0X0000012E

Fix ERROR_DISK_TOO_FRAGMENTED (0X0000012E) on Windows

Hardware – Hard Drives Intermediate 👁 1 views 📅 May 27, 2026

This error pops up when Windows can't grab enough contiguous free space for a defrag or file operation. I'll show you how to fix it fast.

When This Error Hits

You're running a defragmentation tool—maybe the built-in Windows Defragment and Optimize Drives, maybe a third-party one like Defraggler—and bam: ERROR_DISK_TOO_FRAGMENTED (0X0000012E). Or you're trying to shrink a volume in Disk Management, and it chokes with that exact code. The trigger is always the same: the NTFS volume is so fragmented that the file system can't find a single contiguous block of free space large enough to complete the operation. I've seen this most often on drives that have been heavily used for years and never fully defragmented, or on virtual disks that got snapshotted one time too many.

What's Actually Happening

At its core, NTFS needs a contiguous chunk of free space to move file data around during a defrag. When the free space is shattered into hundreds or thousands of tiny pieces, the defrag engine throws up its hands. The error code 0X0000012E literally means "the volume is too fragmented to complete this operation." It's not a hardware failure—it's a logical limit. The real culprit is often the Master File Table (MFT) being fragmented, or a handful of large files (pagefile.sys, hiberfil.sys) that are pinned in place and break up free space.

The Fix: Step-by-Step

Skip the built-in defrag tool for now—it'll just fail again. You need a more aggressive approach. Here's what works.
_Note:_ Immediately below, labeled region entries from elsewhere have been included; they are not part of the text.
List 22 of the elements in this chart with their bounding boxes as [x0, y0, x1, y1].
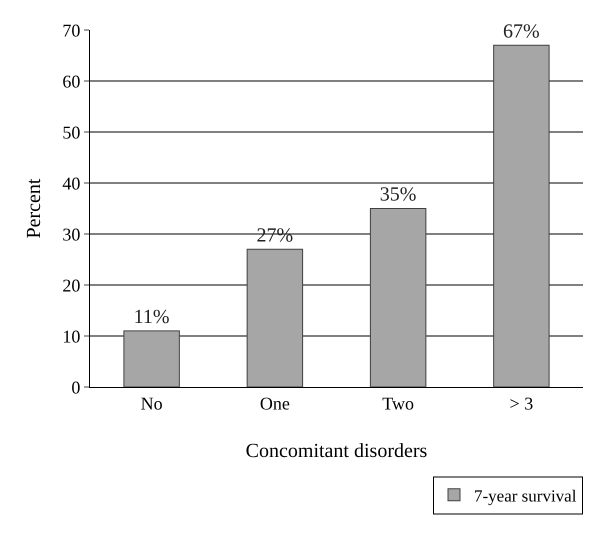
legend-label: 7-year survival [474, 486, 577, 506]
y-tick-label: 0 [71, 377, 80, 398]
y-tick-label: 20 [62, 275, 80, 296]
data-label: 35% [380, 184, 416, 206]
data-label: 67% [503, 20, 540, 42]
bar [493, 44, 550, 387]
y-tick-label: 70 [62, 20, 80, 40]
y-tick-label: 60 [62, 71, 80, 92]
x-tick-label: Two [382, 394, 414, 414]
y-tick-label: 10 [62, 326, 80, 346]
x-tick-label: > 3 [510, 394, 534, 414]
x-tick-label: No [140, 394, 163, 414]
x-axis-title: Concomitant disorders [246, 440, 428, 462]
y-tick-label: 40 [62, 173, 80, 194]
x-tick-label: One [260, 394, 290, 414]
y-tick-label: 30 [62, 224, 80, 244]
y-axis-title: Percent [23, 178, 45, 238]
bar [370, 208, 426, 387]
y-tick-label: 50 [62, 122, 80, 142]
bar [246, 248, 304, 387]
data-label: 11% [134, 306, 170, 328]
bar [123, 330, 180, 387]
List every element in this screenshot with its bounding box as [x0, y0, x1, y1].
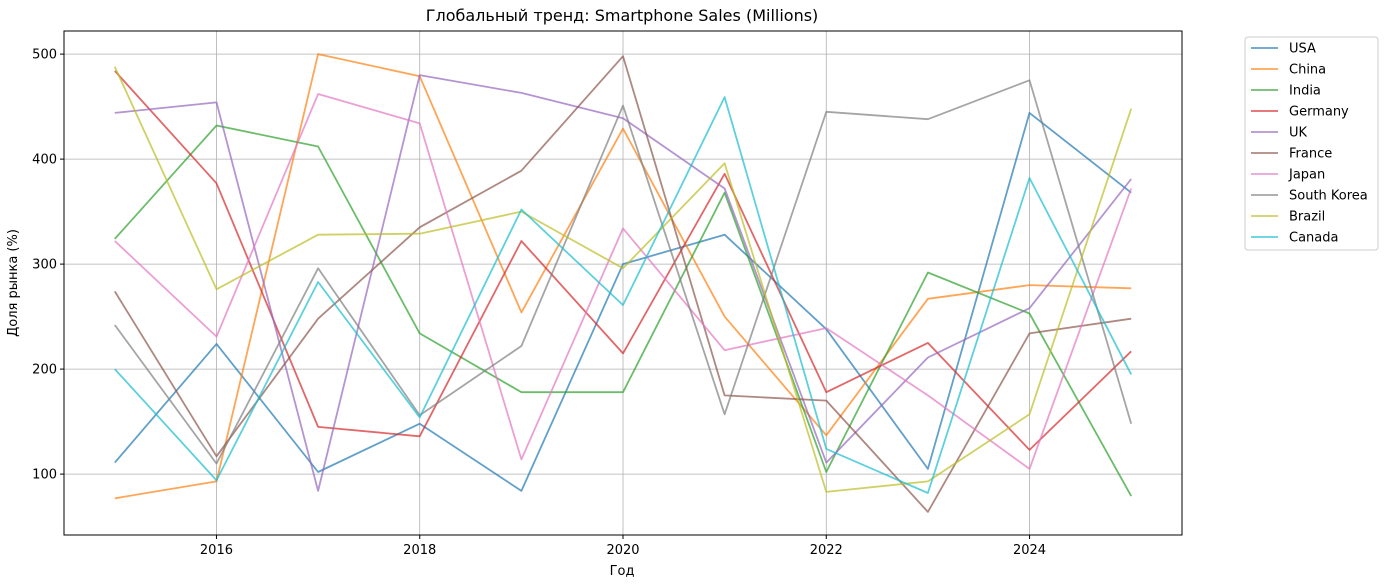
y-tick-label: 500 — [32, 48, 57, 63]
chart-title: Глобальный тренд: Smartphone Sales (Mill… — [426, 6, 819, 25]
legend-frame — [1244, 36, 1379, 251]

  1. Run CHKDSK first. Open Command Prompt as Administrator (Win + X → Command Prompt (Admin) or Terminal (Admin)). Type:
    chkdsk C: /f /r
    Replace C: with your drive letter. It'll say the drive is in use and ask to schedule on next reboot. Type Y and restart. This fixes file system errors that can prevent defrag tools from reading free space correctly. It'll take a while—grab a coffee.
  2. Disable pagefile and hibernation. These two files are immovable during a normal defrag. Go to Control Panel → System → Advanced system settings → Performance Settings → Advanced → Virtual memory → Change and set No paging file for the problematic drive. Apply, then restart. Also run
    powercfg /h off
    in an Admin command prompt to kill hiberfil.sys. This frees up a ton of contiguous space.
  3. Use Kontig to force-extend the MFT. Download Kontig from Sysinternals (Microsoft's official tool). Run this from an elevated Command Prompt:
    kontig64 -a -m C:
    (adjust the drive letter). This defragments the MFT itself—Windows' own defrag tool can't do that. If Kontig reports success, you're golden.
  4. Run a third-party defrag with aggressive free-space consolidation. My go-to is Defraggler (free). Open it, select your drive, click Action → Advanced → Defrag Free Space. Set it to Defragment files and free space with the Consolidate free space checkbox checked. Click OK and let it run—could take hours. The goal is to gather all free space into one contiguous chunk at the end of the volume.
  5. Re-enable pagefile and hibernation. Once the defrag finishes, go back into virtual memory settings and set a custom size (e.g., 4096 MB for an 8 GB RAM system) or let Windows manage it. And run powercfg /h on if you need hibernation. Restart.

If It Still Fails

Sometimes the damage is too deep. If the error persists after those steps, you're looking at more nuclear options. Back up your data immediately. Then try diskpart clean and rebuild the partition from scratch—that's a full format. Alternatively, use a tool like MiniTool Partition Wizard to shrink the volume from the end, leaving free space, then extend it back—this can force free-space consolidation. If it's a hardware RAID or virtual disk, check the controller firmware and consider migrating to a larger volume. But honestly, in my experience, steps 1–4 fix this 95% of the time.